Reparto pescheria: lo strano caso del pangasio

È apparso sulla scena soltanto da qualche anno, ma già è diventato una presenza ricorrente, soprattutto nelle mense scolastiche e non solo...
 
Due i motivi che lo rendono particolarmente gradito ai ristoratori low profile: il prezzo supereconomico (circa 1,70 euro/kg all’ingrosso e 4,50 euro/kg al dettaglio) e il fatto che le sue carni, peraltro povere di nutrienti, hanno un sapore decisamente neutro -in pratica assume il sapore degli ingredienti con cui viene cucinato-, il che lo rende molto versatile in cucina.

Parliamo del pangasio, un pesce d’acqua dolce, simile al pesce gatto, che viene allevato nelle acque del fiume Mekong, in Vietnam, dove -grazie a ingenti investimenti effettuati da imprenditori locali- sono sorti moderni impianti di acquacoltura.

Frode commerciale e concorrenza sleale
Sfilettato e congelato presso lo stesso impianto, grazie a una efficiente rete distributiva, il pangasio viene commercializzato in ben 70 Paesi. Basti dire che rappresenta già il 3% del totale acquacoltura mondiale e il 7% del consumo in Europa, dove arriva tramite un importatore olandese.

Qual è il problema? Il fatto che decongelato viene spesso spacciato per varietà più pregiate, a prezzi di vendita decisamente maggiorati. Il che, oltre a rappresentare un caso di concorrenza sleale nei confronti di prodotti di acquacoltura con etichettatura a norma -come ben evidenziato dal Dossier Pangasio presentato a metà del 2008 ai Ministeri competenti dall'Api, Associazione piscicoltori italiani- si prefigura come una vera e propria frode commerciale. Una tentazione che ha contaminato persino alcuni pdv della gdo, canale in genere molto ligio alla normativa in fatto di etichettatura.
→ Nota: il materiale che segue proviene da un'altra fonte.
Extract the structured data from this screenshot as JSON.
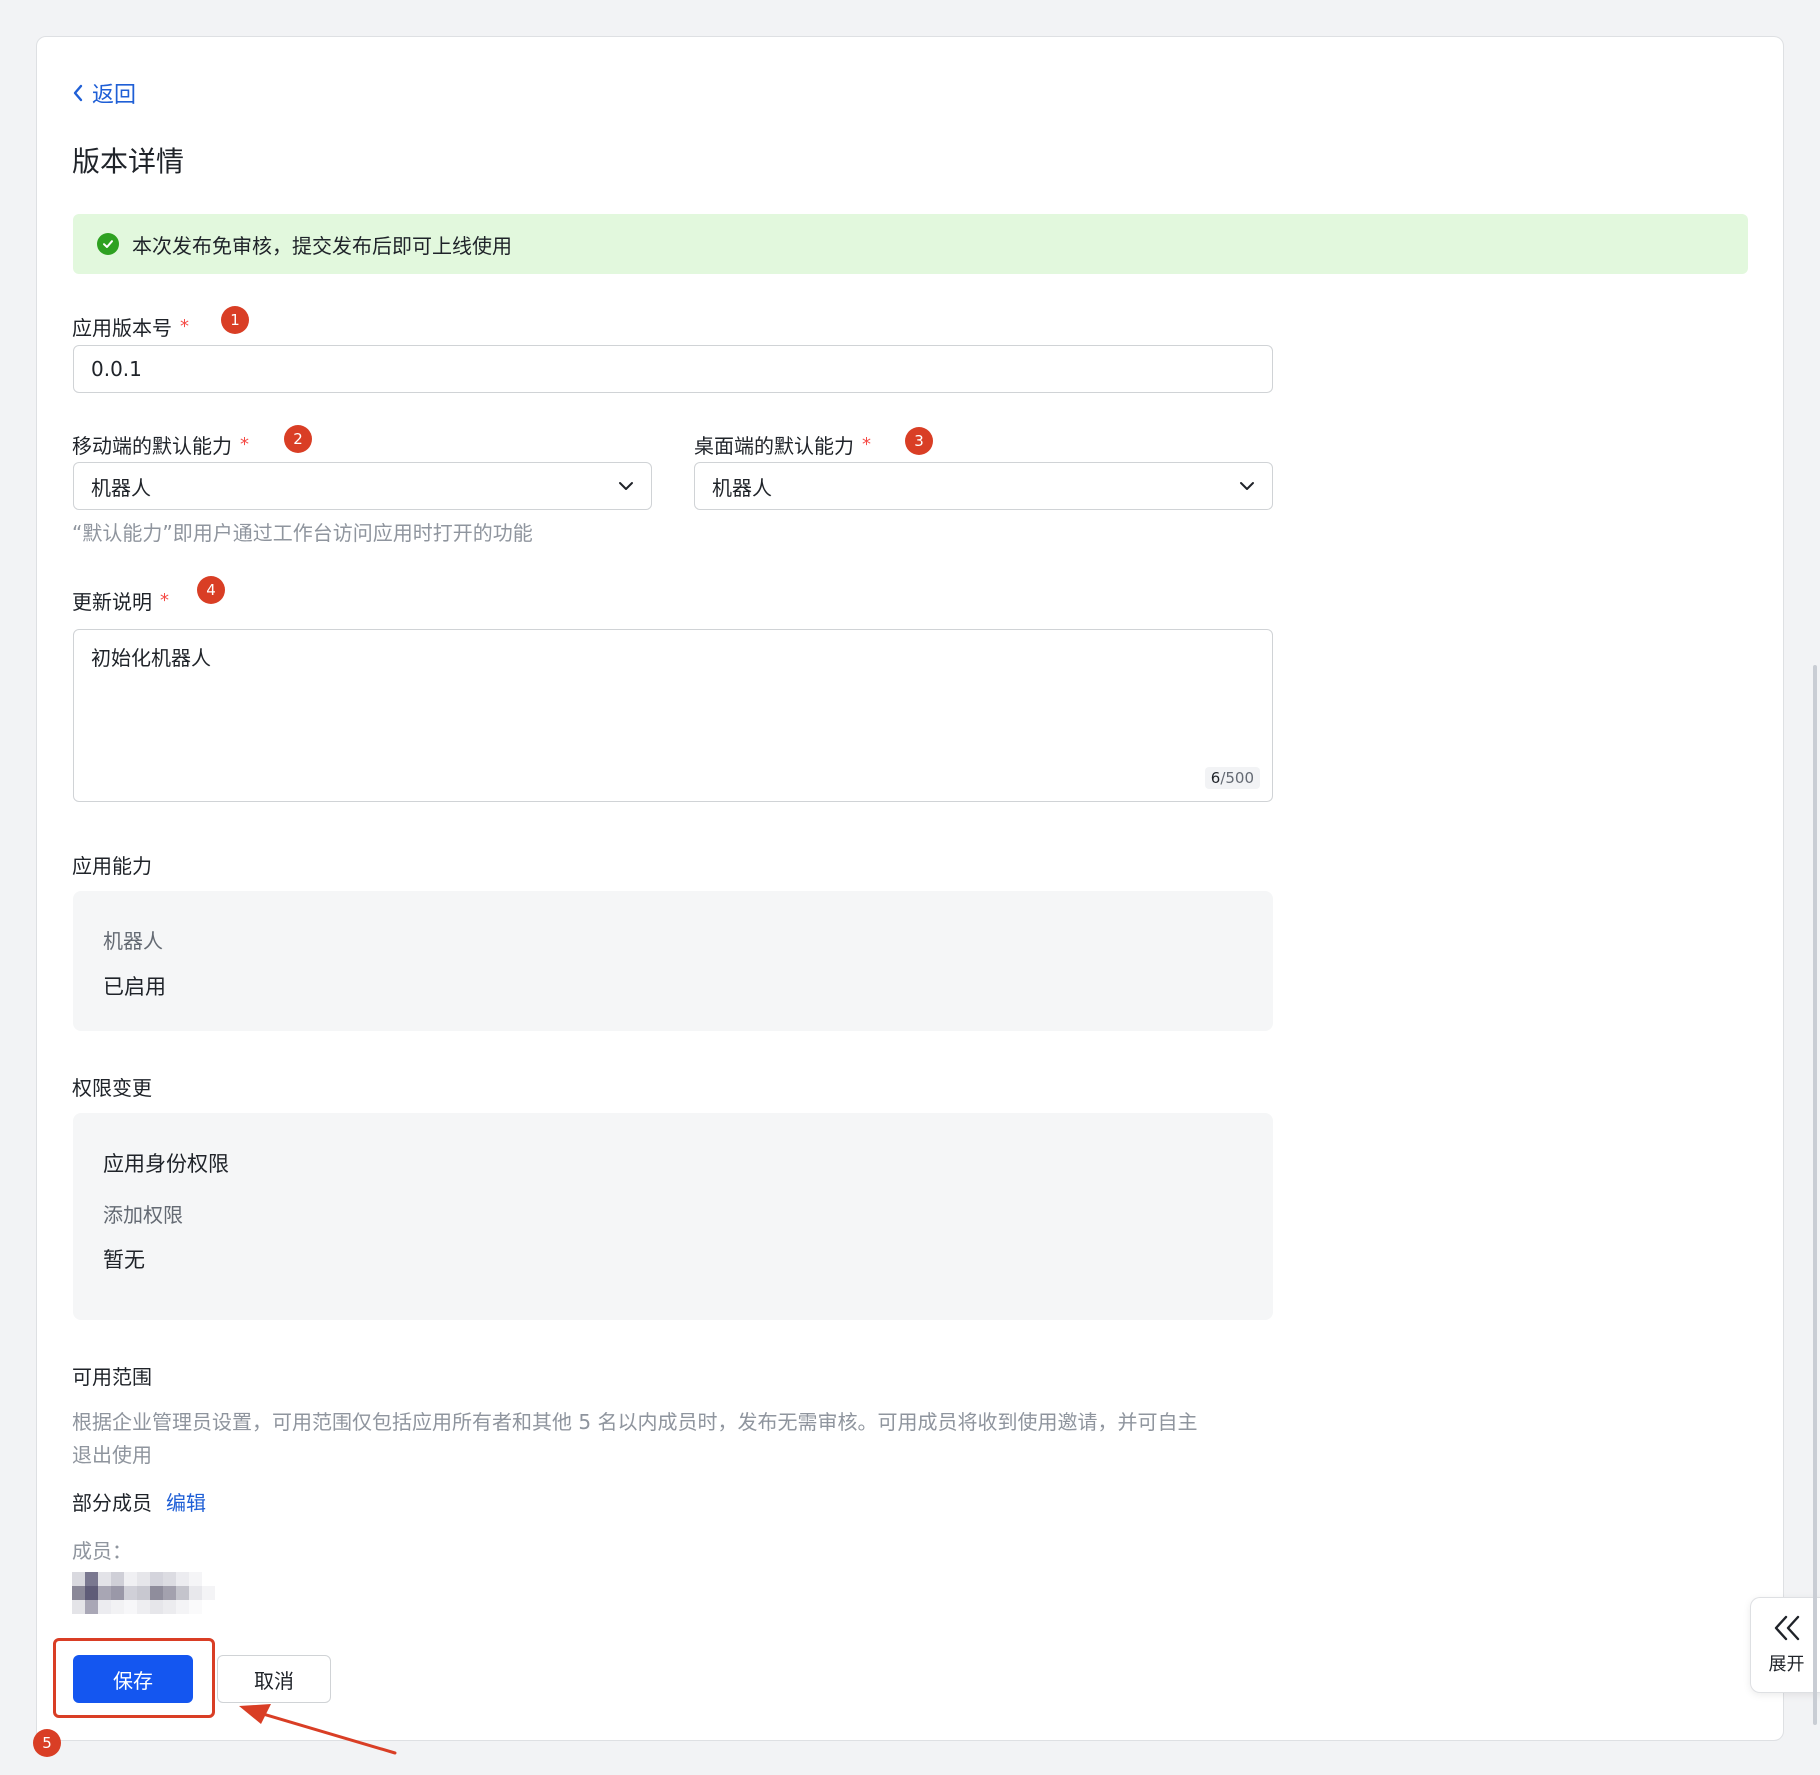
{
  "header": {
    "back_label": "返回",
    "title": "版本详情"
  },
  "alert": {
    "text": "本次发布免审核，提交发布后即可上线使用"
  },
  "version": {
    "label": "应用版本号",
    "required": "*",
    "value": "0.0.1",
    "badge": "1"
  },
  "mobile_default": {
    "label": "移动端的默认能力",
    "required": "*",
    "value": "机器人",
    "badge": "2"
  },
  "desktop_default": {
    "label": "桌面端的默认能力",
    "required": "*",
    "value": "机器人",
    "badge": "3"
  },
  "default_hint": "“默认能力”即用户通过工作台访问应用时打开的功能",
  "release_notes": {
    "label": "更新说明",
    "required": "*",
    "value": "初始化机器人",
    "count": "6",
    "max": "/500",
    "badge": "4"
  },
  "capabilities": {
    "title": "应用能力",
    "item_name": "机器人",
    "item_status": "已启用"
  },
  "permissions": {
    "title": "权限变更",
    "group": "应用身份权限",
    "added_label": "添加权限",
    "added_value": "暂无"
  },
  "scope": {
    "title": "可用范围",
    "desc_line1": "根据企业管理员设置，可用范围仅包括应用所有者和其他 5 名以内成员时，发布无需审核。可用成员将收到使用邀请，并可自主",
    "desc_line2": "退出使用",
    "mode": "部分成员",
    "edit_label": "编辑",
    "members_label": "成员："
  },
  "actions": {
    "save_label": "保存",
    "cancel_label": "取消",
    "badge": "5"
  },
  "expand": {
    "label": "展开"
  },
  "colors": {
    "primary": "#1456f0",
    "link": "#1f5fd6",
    "success_bg": "#e2f8dd",
    "success": "#2ea121",
    "annotation": "#d93e25",
    "required": "#f54a45"
  }
}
Come documentato dai cartellini esposti nei reparti del pesce di alcune insegne (vedi la galleria fotografica), spesso non vengono evidenziati metodo di produzione (acquacoltura) e paese di origine (Vietnam). In alcuni casi, non viene evidenziato che si tratta di prodotto decongelato, o addirittura viene spacciato come fresco, il che può indurre il consumatore a una (pericolosa) surgelazione domestica del prodotto non cucinato.

E spesso la denominazione commerciale indicata non è corretta (es. panga) o addirittura contraffatta (es. filetti di sogliola).
Casi isolati, magari già superati, in virtù del recente rafforzamento dei controlli sui prodotti ittici? Può darsi, ma il primo controllo deve venire dagli stessi retailer. Perché se un buon reparto dei freschi può fidelizzare la clientela, è altrettanto vero che un errore come questo può compromettere tutto.
Al di là del fatto che il consumatore merita rispetto, il che in prima istanza significa trasparenza.